Il serait inquiétant que les États membres attachent leurs agendas nationaux aux affaires de l’OTAN au sens large, une alliance d’États-nations pourrait facilement se retrouver impuissante face à une avalanche de troubles paralysants, allant de la crise Américano-allemande concernant les renseignements en 2014, au différend anglo-espagnol - même la manne navale entre Londres et Madrid - sur le statut de Gibraltar.

Concentrez-vous sur le véritable agenda de l'OTAN qui seul compte et rappelez-vous que le YPG n'est pas un allié de l'OTAN.

L’Alliance a fort à faire avant la réunion des dirigeants à Londres. Ces dernières années, la RAND Corporation a publié une importante collection de rapports, suggérant que le district militaire occidental de la Russie jouit d’une supériorité conventionnelle sur le flanc oriental de l’OTAN. En 2014, les forces armées de la Fédération de Russie ont réactivé la 1re armée de blindés de la Garde, grande unité blindée située dans l'ouest du pays. De plus, le paysage stratégique post-INF (Traité sur les forces nucléaires à portée intermédiaire) risque d’exacerber une nouvelle course aux armements en Europe.

La Chine, par contre, pourrait intensifier les déploiements avancés des États-Unis en Asie-Pacifique, au cours des prochaines décennies, si elle maintenait sa tendance à l’escalade.

L’attaque d’Aramco a révélé une nouvelle réalité militaire sur le flanc sud. La lutte contre le terrorisme et la résolution des problèmes humanitaires sont d’autres thèmes essentiels dans le sud.

En outre, il existe des thèmes critiques, tels que l'intelligence artificielle et les développements des technologies de défense liées à la robotique, les opérations d'information activées par le cyber, les programmes d'avions de 6ème génération et la montée d'espaces de combat numérisés. Bien entendu, le partage de la charge, ainsi que l'appel à dépenser 2% du PIB en défense et 20% du budget annuel de la défense en équipements majeurs, figurent également sur la liste des choses à faire.
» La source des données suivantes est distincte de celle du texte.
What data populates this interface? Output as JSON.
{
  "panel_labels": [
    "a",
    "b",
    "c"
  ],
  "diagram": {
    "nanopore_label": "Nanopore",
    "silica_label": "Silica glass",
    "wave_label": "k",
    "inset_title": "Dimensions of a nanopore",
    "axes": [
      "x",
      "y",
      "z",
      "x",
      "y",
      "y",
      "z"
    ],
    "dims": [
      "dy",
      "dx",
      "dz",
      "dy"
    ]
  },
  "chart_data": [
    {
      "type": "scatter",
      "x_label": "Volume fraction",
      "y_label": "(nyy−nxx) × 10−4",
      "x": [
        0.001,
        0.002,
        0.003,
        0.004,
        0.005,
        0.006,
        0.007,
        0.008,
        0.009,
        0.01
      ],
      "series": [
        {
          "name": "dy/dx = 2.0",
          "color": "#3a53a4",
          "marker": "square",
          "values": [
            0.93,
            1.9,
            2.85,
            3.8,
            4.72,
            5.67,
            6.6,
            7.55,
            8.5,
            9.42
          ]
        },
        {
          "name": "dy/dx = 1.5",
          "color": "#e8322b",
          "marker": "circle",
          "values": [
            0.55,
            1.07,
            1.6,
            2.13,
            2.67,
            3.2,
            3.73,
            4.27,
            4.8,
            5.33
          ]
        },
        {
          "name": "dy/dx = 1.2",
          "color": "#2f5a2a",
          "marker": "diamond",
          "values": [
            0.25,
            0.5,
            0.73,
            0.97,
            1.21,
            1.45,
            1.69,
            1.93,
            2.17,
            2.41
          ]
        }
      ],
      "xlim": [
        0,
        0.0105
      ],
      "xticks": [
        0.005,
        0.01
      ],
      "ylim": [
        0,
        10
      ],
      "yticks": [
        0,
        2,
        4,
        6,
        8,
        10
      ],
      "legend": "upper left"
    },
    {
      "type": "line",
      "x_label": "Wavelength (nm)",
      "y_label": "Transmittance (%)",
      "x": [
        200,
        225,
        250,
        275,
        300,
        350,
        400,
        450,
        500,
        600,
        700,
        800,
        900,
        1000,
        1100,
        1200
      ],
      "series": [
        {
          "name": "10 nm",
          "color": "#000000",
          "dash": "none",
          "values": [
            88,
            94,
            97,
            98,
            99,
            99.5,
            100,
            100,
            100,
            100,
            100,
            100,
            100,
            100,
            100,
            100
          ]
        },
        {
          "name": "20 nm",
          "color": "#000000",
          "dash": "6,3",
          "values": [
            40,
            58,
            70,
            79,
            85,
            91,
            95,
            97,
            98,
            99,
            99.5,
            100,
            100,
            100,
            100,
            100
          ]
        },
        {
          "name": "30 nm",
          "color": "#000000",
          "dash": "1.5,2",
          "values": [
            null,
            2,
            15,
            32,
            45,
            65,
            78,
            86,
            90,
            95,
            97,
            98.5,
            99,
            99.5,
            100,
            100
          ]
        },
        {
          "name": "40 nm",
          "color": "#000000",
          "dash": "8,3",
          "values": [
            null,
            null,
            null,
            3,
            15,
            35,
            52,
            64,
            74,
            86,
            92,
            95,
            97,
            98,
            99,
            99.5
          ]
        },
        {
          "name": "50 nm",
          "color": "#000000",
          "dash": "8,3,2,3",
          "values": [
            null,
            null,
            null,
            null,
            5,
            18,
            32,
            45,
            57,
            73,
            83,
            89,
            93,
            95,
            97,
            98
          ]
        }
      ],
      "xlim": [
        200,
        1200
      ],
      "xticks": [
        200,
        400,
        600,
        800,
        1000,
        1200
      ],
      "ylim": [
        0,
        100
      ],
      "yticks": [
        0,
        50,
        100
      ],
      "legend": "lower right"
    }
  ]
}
À l'occasion du 70e anniversaire de l'OTAN, l'alliance est toujours pertinente et nécessaire pour assurer la sécurité euro-atlantique. L'Alliance a protégé le monde libre pendant la guerre froide. Elle aura également à accomplir de grandes choses au cours des 70 prochaines années. Entre autres tâches ardues, les dirigeants alliés devraient avoir des préoccupations plus importantes que l’inquiétude face à l’action militaire de la Turquie dans le nord de la Syrie ou au sort des groupes armés non étatiques affiliés au PKK.

* Les opinions exprimées dans cet article sont celles de l’auteur et ne reflètent pas nécessairement la politique éditoriale de l’Agence Anadolu.